Nikolaj Nowikow wurde am 20. Mai 1909 geboren, er stammte aus dem Dorf Lugi im Gebiet Leningrad, er war mit Maria Petrowna Nowikowa verheiratet und in der Landwirtschaft tätig.
Am 11. Juli 1941 geriet er in deutsche Kriegsgefangenschaft. Am 16. Oktober kam er im Lager VI K in der Senne an und wurde dort registriert. Er erhielt die Erkennungsmarken-Nr. 13006.
Von dort wurde er nach Dortmund in das Stalag VI D an der Westfalenhalle gebracht, um gemeinsam mit anderen Gefangenen das Lager C aufbauen.

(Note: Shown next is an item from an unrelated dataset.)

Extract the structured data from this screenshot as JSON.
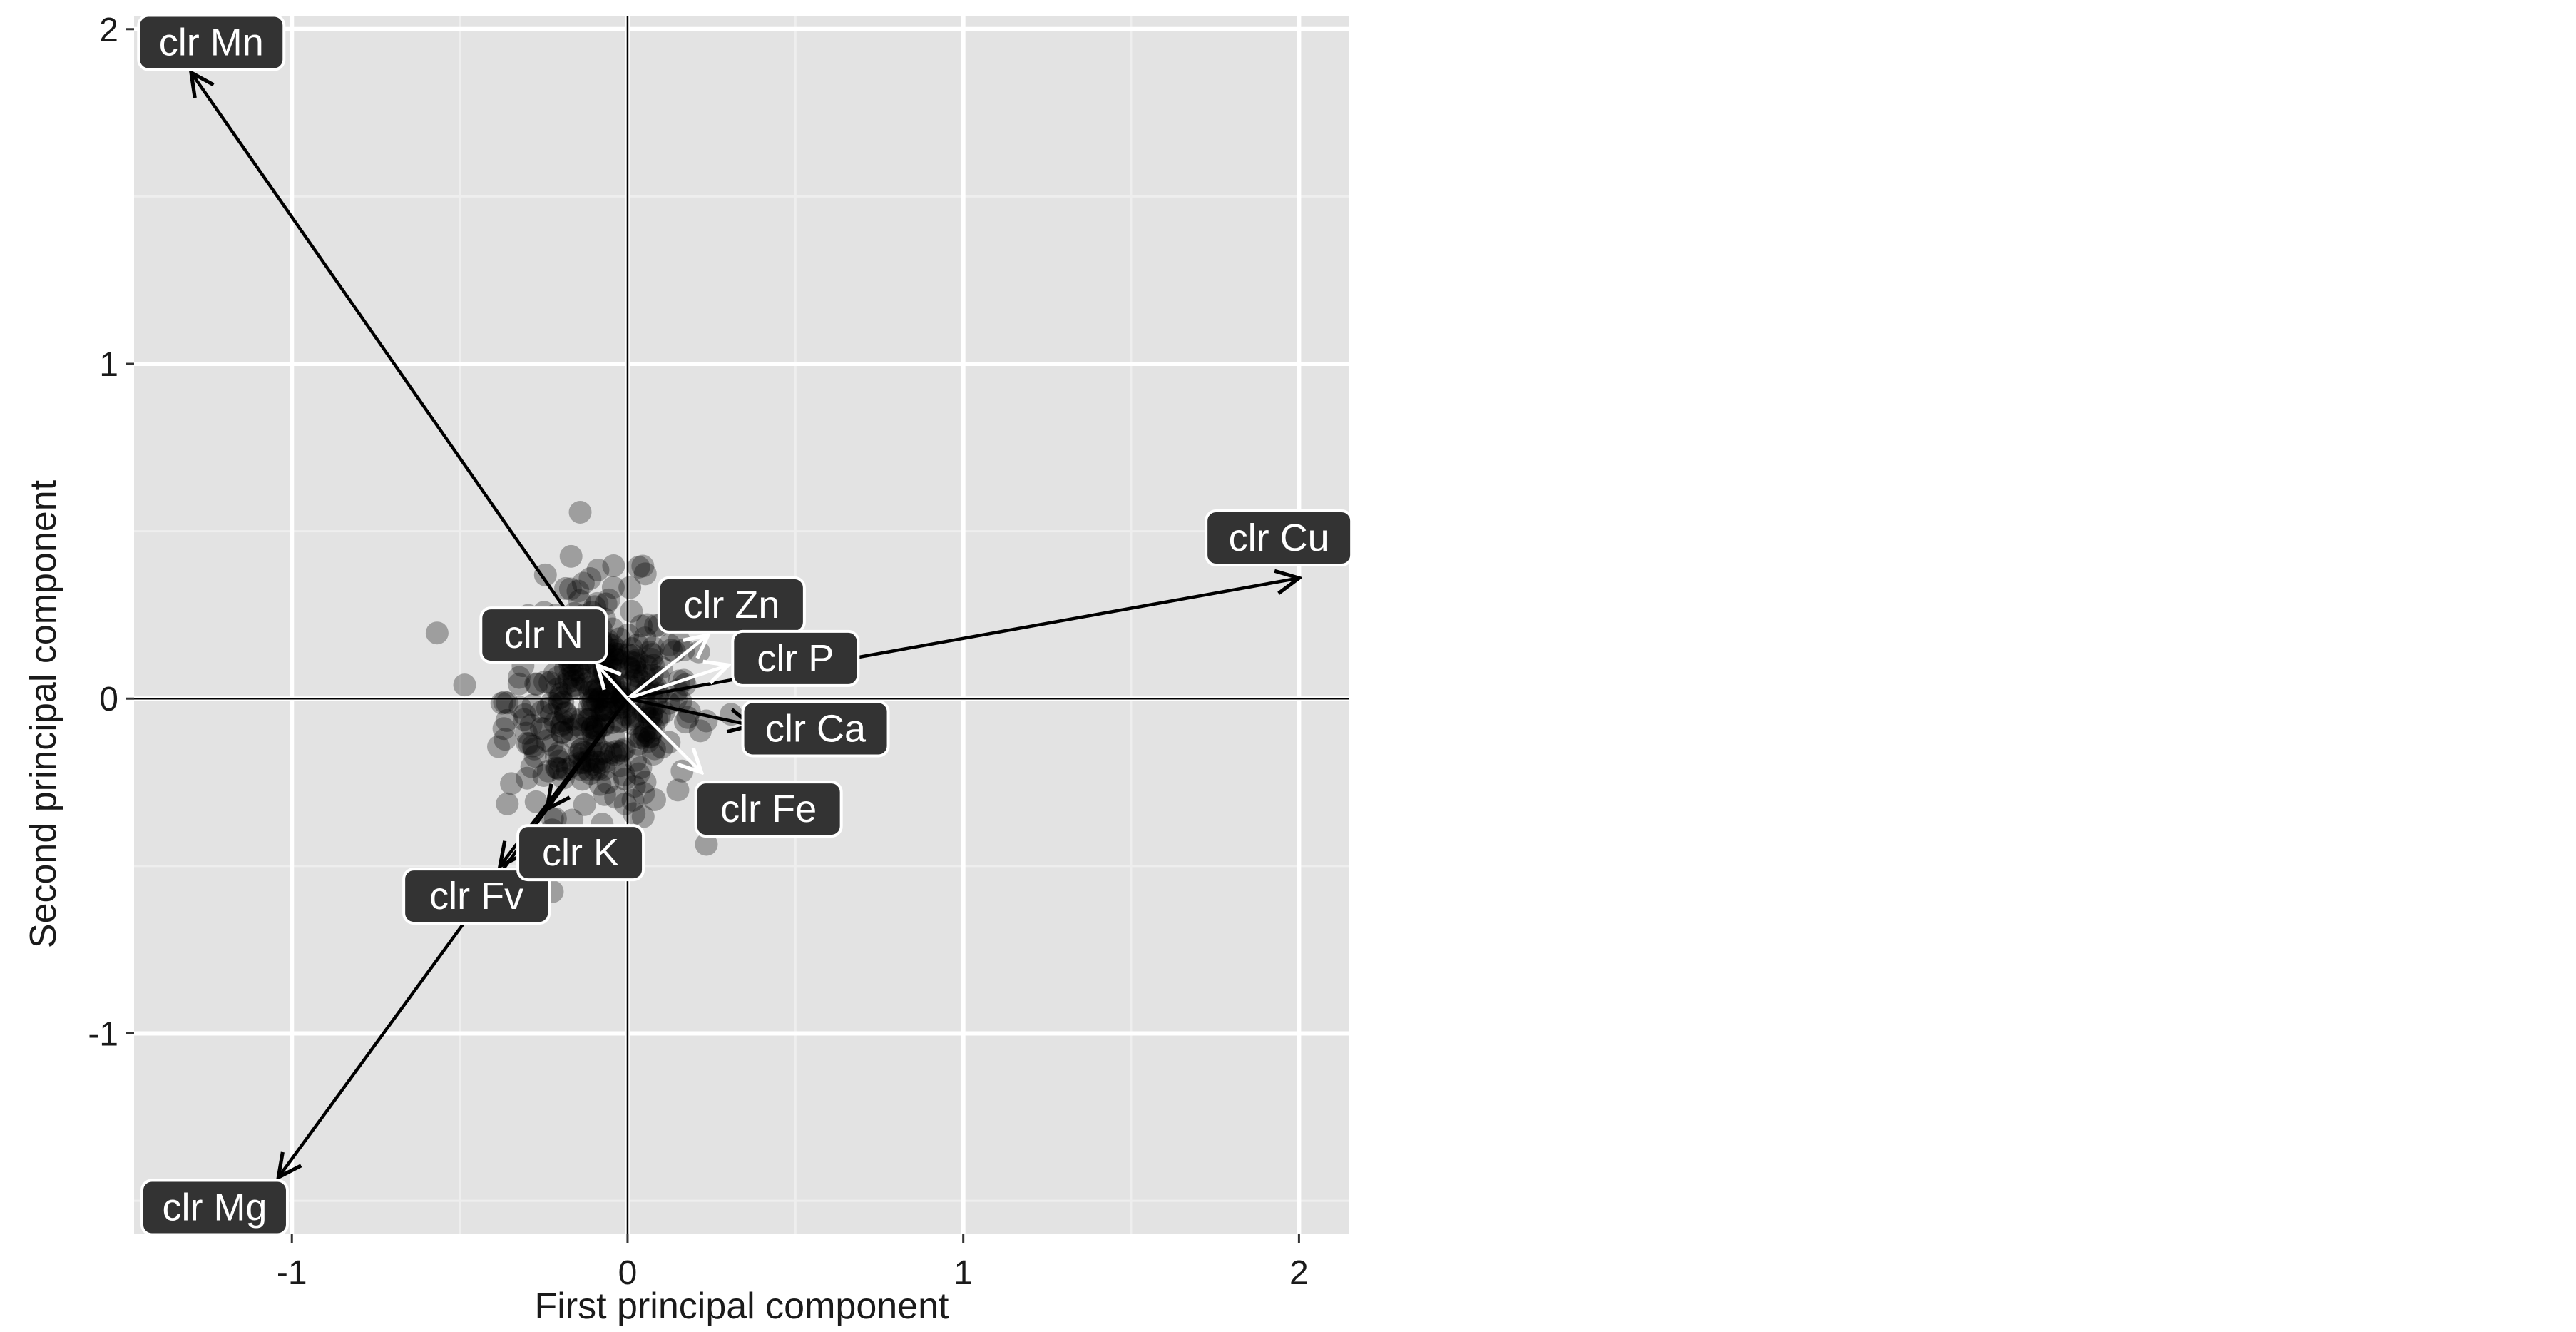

Er starb am 6. November 1941 im Stalag VI D in Dortmund an der Westfalenhalle und wurde am 11. November 1941 auf dem Internationalen Friedhof am Rennweg auf Feld 2 begraben. Er war 32 Jahre alt.

Wassili Ageew

Er wurde am 20.10.1919 in Tatarstan geboren. Von Beruf war er Dreher und seit Ende 1940 Soldat in der Roten Armee.
Er geriet im Juli oder August 1941 bei Nowgorod in deutsche Kriegsgefangenschaft.
Er wurde im Stalag (Stammlager) VI K (326) Senne registriert und erhielt die Erkennungsmarkennummer 15645. Man brachte ihn im Herbst 1941 in das Stalag VI D Dortmund.
Er starb im Dezember 1941 und wurde auf dem Internationalen Friedhof am Rennweg in Dortmund beerdigt. Er war 22 Jahre alt.